Le Président n’a pas encore fait son apparition. Il est déjà 10 heures du matin, mais il reste retranché dans la pièce qui lui sert de chambre dans cette maison de province, à Bembay, à une centaine de kilomètres à l’est de Dakar, où il a passé la nuit, lors d’une étape improvisée de la campagne électorale. Elle doit s’achever dimanche et désignera, peut-être dès le premier tour, l’homme qui dirigera le Sénégal pour les sept prochaines années. Candidat pour un troisième mandat présidentiel, Abdoulaye Wade sillonne le pays à un rythme d’enfer.

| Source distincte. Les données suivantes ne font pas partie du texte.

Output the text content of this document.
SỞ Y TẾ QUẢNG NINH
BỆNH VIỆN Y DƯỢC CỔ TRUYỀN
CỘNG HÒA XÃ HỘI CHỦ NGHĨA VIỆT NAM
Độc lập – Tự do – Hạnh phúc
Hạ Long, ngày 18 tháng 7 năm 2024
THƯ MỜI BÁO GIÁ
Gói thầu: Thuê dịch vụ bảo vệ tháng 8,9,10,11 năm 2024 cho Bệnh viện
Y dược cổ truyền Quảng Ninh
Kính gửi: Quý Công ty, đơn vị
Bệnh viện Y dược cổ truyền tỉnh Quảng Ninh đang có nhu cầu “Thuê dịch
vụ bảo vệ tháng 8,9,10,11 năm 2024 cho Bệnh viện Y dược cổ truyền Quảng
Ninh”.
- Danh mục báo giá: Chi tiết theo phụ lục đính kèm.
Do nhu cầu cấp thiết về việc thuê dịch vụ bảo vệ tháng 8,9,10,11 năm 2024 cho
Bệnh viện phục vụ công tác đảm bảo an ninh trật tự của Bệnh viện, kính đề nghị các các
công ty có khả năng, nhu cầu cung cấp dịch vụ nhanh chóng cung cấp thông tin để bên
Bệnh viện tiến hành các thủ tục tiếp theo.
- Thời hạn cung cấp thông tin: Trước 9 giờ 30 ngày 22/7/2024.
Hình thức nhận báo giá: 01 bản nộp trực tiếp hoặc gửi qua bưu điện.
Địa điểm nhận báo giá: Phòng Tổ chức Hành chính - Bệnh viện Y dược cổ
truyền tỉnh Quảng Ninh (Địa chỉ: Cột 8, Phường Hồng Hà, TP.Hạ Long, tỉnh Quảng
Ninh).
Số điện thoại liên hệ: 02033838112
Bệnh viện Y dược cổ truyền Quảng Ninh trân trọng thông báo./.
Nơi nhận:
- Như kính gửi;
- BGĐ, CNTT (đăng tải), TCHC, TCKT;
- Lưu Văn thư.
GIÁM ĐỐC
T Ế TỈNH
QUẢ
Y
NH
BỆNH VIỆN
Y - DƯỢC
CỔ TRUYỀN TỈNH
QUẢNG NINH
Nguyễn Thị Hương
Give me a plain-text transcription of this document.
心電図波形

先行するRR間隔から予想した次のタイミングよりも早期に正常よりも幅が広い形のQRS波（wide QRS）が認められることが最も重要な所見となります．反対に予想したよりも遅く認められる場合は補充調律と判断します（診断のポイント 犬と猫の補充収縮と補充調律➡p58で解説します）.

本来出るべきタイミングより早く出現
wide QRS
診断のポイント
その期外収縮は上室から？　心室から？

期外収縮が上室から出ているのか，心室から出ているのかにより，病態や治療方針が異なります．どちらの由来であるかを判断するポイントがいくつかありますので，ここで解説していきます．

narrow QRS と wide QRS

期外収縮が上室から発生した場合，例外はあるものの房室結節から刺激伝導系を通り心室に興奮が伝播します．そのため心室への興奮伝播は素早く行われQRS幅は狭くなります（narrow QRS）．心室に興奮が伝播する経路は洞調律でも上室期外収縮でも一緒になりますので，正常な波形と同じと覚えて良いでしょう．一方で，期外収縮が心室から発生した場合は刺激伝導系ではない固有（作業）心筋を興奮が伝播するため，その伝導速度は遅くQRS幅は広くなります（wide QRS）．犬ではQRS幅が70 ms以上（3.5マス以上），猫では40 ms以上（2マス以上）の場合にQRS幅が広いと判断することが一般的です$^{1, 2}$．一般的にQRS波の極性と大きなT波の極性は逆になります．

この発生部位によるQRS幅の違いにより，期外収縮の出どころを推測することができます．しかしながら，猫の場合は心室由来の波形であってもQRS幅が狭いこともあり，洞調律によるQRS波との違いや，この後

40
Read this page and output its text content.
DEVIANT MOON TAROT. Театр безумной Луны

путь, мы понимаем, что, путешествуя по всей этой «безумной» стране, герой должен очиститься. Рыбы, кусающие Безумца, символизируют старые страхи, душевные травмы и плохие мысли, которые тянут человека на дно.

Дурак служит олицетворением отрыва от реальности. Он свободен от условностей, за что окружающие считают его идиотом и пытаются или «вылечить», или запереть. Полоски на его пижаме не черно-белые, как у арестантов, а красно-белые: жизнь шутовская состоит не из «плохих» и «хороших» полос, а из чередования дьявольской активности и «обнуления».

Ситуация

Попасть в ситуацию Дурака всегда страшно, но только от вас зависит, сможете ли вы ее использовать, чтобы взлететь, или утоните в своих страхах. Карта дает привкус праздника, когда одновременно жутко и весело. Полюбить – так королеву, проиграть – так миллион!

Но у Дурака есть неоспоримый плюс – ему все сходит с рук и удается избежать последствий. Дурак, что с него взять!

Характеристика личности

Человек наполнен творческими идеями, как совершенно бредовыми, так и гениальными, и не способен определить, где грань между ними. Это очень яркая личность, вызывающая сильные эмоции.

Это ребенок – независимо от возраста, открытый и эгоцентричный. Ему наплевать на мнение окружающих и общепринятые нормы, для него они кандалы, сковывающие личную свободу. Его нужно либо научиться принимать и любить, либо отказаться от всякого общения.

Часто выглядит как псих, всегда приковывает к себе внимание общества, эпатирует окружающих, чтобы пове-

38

Et ils sont toujours là, à ses côtés : des hommes en gandoura assis ce matin-là en tailleur sur des canapés en skaï, leurs plus proches fidèles prosternés à leurs pieds. Ce sont des marabouts qui accompagnent partout le chef de l'Etat, attendant son réveil dans ce salon qui ressemble à l'antichambre de la cour d'un roi. Dans cette étrange ambiance, seul l'immense écran plasma posé contre un mur rappelle le XXIe siècle. Visages impassibles, les marabouts ne parlent pas et entretiennent le mystère qui entoure les représentants du sacré. «Ils appartiennent à la confrérie mouride, ils prient pour le Président», chuchote en les observant de loin Brice, un jeune garde du corps qui, lui, appartient à la minorité catholique du pays.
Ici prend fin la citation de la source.